Having spoken to so many people in Mansfield, I can picture exactly who would see their lives improved by the nursing colleges: the woman for whom a steady nursing job would mean the possibility of leaving a bad partner. Then, as the life returns to town centre, the former textile worker who has stopped visiting the pub she used to love because the place makes her too sad. Then, down the line, as new nurses enter the workforce, the warehouse worker with the bad back and everyone else who needs to be able to get a GP appointment at short notice.
These are not hypothetical cases — they are real people, and this policy programme would offer them hope. Every big policy drive comes with its risks, but the bigger danger lies in leaving things as they are.

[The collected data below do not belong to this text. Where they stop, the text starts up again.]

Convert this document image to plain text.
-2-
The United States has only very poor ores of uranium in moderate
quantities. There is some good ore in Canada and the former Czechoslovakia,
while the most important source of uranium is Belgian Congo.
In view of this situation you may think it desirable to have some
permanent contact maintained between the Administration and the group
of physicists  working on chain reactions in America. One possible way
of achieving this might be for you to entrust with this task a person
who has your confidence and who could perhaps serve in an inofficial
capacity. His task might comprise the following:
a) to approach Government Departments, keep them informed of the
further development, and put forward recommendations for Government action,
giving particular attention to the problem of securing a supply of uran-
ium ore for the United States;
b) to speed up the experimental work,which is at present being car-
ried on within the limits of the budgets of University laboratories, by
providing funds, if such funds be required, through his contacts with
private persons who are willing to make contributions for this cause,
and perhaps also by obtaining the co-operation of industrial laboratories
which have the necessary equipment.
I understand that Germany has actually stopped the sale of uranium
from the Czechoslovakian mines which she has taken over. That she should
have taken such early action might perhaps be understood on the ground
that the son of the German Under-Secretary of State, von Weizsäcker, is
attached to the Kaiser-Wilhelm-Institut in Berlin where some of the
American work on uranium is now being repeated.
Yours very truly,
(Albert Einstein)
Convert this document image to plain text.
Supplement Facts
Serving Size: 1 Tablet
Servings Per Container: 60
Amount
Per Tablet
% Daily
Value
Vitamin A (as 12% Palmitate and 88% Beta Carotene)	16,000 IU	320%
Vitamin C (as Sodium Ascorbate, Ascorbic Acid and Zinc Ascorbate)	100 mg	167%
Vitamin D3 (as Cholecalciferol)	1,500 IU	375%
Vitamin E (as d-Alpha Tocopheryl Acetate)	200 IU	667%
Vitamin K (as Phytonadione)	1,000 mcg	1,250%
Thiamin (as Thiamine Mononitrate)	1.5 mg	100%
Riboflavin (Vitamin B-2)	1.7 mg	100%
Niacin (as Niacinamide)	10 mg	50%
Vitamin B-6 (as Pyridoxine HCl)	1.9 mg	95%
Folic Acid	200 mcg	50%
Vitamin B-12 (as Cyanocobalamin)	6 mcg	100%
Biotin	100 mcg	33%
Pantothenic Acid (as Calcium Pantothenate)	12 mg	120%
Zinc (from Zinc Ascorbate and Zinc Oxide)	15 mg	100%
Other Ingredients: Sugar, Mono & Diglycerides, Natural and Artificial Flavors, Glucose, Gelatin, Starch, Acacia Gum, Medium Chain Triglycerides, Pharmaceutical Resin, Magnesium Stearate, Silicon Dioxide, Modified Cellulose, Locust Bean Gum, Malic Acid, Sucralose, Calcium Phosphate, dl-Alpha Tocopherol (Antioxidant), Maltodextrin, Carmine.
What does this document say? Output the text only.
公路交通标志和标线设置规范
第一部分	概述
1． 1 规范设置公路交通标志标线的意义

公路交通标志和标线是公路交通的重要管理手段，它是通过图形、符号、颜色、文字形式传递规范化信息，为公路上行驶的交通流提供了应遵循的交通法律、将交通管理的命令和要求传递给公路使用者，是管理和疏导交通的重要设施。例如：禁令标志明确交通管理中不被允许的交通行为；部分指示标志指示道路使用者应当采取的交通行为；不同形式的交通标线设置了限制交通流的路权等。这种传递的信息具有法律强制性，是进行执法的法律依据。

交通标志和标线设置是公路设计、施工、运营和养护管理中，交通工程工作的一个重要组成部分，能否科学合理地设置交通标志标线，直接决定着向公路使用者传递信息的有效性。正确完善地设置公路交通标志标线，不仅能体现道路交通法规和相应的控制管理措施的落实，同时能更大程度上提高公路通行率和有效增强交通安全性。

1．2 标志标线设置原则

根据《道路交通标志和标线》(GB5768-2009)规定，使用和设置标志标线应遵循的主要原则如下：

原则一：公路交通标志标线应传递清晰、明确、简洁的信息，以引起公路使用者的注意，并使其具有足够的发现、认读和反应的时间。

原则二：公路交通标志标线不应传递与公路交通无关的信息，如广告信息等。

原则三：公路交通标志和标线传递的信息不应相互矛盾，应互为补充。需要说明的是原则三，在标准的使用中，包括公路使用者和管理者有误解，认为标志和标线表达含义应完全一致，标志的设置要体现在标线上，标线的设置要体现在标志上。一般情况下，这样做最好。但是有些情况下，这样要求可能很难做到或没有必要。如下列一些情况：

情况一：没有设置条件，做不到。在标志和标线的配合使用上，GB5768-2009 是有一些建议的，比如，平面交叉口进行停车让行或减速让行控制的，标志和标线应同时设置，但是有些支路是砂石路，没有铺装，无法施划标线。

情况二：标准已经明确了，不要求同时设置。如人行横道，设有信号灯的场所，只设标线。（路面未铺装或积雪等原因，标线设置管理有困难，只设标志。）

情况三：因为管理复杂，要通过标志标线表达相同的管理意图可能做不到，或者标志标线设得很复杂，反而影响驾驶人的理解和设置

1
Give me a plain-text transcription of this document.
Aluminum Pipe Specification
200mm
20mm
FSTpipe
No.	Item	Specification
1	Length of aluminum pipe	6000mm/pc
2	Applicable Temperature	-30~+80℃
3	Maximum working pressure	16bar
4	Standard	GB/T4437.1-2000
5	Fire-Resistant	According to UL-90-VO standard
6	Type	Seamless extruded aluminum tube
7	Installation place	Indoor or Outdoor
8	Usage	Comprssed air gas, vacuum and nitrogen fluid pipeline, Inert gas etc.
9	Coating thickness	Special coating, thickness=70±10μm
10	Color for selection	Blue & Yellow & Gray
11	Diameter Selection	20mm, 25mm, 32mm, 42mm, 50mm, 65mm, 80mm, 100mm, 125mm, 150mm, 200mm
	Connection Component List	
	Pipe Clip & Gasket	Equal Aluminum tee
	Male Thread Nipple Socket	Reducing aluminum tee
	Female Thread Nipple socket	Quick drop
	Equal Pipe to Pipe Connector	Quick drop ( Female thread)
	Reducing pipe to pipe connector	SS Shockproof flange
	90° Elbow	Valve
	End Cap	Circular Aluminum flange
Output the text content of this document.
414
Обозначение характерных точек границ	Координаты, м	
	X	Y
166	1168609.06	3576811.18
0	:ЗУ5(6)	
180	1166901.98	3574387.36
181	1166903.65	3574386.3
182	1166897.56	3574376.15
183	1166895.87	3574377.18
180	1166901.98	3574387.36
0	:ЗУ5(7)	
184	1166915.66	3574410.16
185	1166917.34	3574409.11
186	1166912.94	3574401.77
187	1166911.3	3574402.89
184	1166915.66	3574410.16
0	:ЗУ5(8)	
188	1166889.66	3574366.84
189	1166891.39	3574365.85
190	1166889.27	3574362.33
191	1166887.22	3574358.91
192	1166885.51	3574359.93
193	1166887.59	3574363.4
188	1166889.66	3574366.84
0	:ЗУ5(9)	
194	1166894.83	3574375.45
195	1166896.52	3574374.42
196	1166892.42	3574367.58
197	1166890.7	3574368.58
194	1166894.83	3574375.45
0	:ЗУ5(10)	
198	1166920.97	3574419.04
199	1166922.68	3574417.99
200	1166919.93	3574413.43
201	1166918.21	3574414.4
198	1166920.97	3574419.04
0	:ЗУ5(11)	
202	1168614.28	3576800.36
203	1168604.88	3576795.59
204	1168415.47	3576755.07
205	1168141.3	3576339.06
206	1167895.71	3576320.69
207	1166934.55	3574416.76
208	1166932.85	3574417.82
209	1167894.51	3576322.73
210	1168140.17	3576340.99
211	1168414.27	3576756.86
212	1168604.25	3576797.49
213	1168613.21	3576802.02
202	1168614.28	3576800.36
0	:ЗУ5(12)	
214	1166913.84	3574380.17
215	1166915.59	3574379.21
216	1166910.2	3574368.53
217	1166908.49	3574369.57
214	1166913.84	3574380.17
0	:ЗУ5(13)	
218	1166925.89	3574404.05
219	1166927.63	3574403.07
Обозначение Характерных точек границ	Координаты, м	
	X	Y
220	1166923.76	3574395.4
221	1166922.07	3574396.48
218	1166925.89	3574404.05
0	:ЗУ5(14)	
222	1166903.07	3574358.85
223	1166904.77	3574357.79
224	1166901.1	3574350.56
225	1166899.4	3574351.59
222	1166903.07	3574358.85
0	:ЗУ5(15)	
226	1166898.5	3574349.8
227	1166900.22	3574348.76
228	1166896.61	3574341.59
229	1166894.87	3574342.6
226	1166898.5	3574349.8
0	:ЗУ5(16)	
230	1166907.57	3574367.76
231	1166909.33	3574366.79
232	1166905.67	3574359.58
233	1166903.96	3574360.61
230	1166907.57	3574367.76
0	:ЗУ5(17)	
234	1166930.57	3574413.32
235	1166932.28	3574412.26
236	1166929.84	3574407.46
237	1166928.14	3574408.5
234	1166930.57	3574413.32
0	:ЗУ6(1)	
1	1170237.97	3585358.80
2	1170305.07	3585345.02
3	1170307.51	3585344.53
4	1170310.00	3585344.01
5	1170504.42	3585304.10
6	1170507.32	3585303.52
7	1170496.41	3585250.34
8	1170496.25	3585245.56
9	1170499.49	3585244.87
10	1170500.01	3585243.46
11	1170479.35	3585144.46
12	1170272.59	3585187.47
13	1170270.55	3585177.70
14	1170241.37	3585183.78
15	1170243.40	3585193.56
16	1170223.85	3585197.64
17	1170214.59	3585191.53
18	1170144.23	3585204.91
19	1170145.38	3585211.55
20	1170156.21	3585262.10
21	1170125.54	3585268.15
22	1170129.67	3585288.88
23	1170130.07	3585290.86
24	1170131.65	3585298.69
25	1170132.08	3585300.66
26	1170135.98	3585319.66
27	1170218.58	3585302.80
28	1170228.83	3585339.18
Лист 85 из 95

[1] “More in Common’s July MRP,” More in Common, 2025, Available here.
[2] Ibid.
[3] Juan-Pablo Rud, Michael Simmons, Gerhard Toews, and Fernando Aragon, “Job displacement costs of phasing out coal,” Journal of Public Economics, 2024, vol. 236, pp. 1-9.
[4] Social Mobility & Child Poverty Commission, “Social Mobility Index,” Department for Education, 2016, Available here; “Opportunity Index Interactive Map,” The Sutton Trust, 2025, Available here.
[5] “NHS Long Term Workforce Plan,” NHS England, 2023, p. 44, Available here.
[6] Royal College of Nursing, “NHS workforce plan: what does it mean for nursing?,” RCN Magazine, July 12, 2023, Available here.
[7] To be precise, the plan sets the target of increasing the number of nursing training places by 80 per cent to over 53,500 by 2031/32. See “NHS Long Term Workforce Plan,” NHS England, p. 19, Available here.
[8] “'Hammer blow for NHS reforms’, as student nursing applications fall again [press release],” The Royal College of Nursing, February 13, 2025, Available here; Maisie Lillywhite and Duncan Cook, “Number of nursing degree applications fall for a fourth year,” BBC News, March 13, 2025, Available here; Tobi Thomas, “Numbers studying nursing down sharply in all parts of England, RCN says,” The Guardian, October 28, 2024, Available here.
[9] Valentina Romei and Sam Fleming, “What is on Rachel Reeves’ menu for raising UK taxes?,” Financial Times, July 8, 2025, Available here; Arun Advani, Helen Hughson, Andy Summers, and Hannah Tarrant, “Fixing National Insurance: A better way to fund social care,” CAGE Research Centre, University of Warwick, 2021, Available here.